My sister and her husband honeymooned in Portugal last October. While there, they fell in love with this soup. They introduced me to it at their house one evening, and I, too, fell in love. This is going to be a go-to soup in the Winter.
This soup can be a little messy to make, but a hand blender makes it so much easier. I love my hand blender for many recipes, but it's a MUST for this one!CALDO VERDE
Source: http://www.soupsong.com/rkale1.html
Ingredients:
1 onion, minced
1 garlic clove, minced
4 tbsp. olive oil
6 potatoes, peeled and thinly sliced
2 quarts cold water
6 oz. dry, garlicy sausage - thiny sliced (like linguica, chorizo, or pepperoni - I used chorizo)
2.5 tsp. salt
1 lb. collards, kale, or turnip greens (I used kale) - washed, trimmed, rolled up and sliced into extra fine shreds
Directions:
In a large saucepan, saute the onion and garlic in 3 tbsps. of olive oil for about 3 minutes. Add the potatoes and saute, stirring constantly for 2-3 minutes. Add water, cover, and boil gently over medium heat for 20 minutes, until the potatoes are mushy. Meanwhile, fry the sausage in a skillet over low heat for about 10 minutes, until most of the fat has drained. Drain well and reserve.

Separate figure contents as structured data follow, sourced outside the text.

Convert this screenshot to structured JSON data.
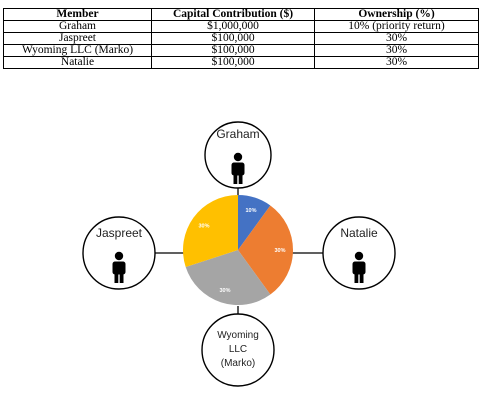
{
  "table": {
    "headers": [
      "Member",
      "Capital Contribution ($)",
      "Ownership (%)"
    ],
    "rows": [
      [
        "Graham",
        "$1,000,000",
        "10% (priority return)"
      ],
      [
        "Jaspreet",
        "$100,000",
        "30%"
      ],
      [
        "Wyoming LLC (Marko)",
        "$100,000",
        "30%"
      ],
      [
        "Natalie",
        "$100,000",
        "30%"
      ]
    ]
  },
  "diagram": {
    "nodes": {
      "top": "Graham",
      "left": "Jaspreet",
      "right": "Natalie",
      "bottom": [
        "Wyoming",
        "LLC",
        "(Marko)"
      ]
    },
    "icons": {
      "person": "person-icon"
    }
  },
  "chart_data": {
    "type": "pie",
    "categories": [
      "Graham",
      "Natalie",
      "Wyoming LLC (Marko)",
      "Jaspreet"
    ],
    "values": [
      10,
      30,
      30,
      30
    ],
    "labels": [
      "10%",
      "30%",
      "30%",
      "30%"
    ],
    "colors": [
      "#4472c4",
      "#ed7d31",
      "#a5a5a5",
      "#ffc000"
    ]
  }
}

When the potatoes are soft, remove from the heat and either mash them in the pan with a masher or puree them - then add the sausage, salt, and pepper. Return to medium heat, cover, and simmer for 5 more minutes.
When ready to serve, add the shreds of greens and summer uncovered for about 5 minutes - until they are tender and the color of jade. Mix in the last tbsp. of oil, taste for seasoning, and ladle into large flat soup plates.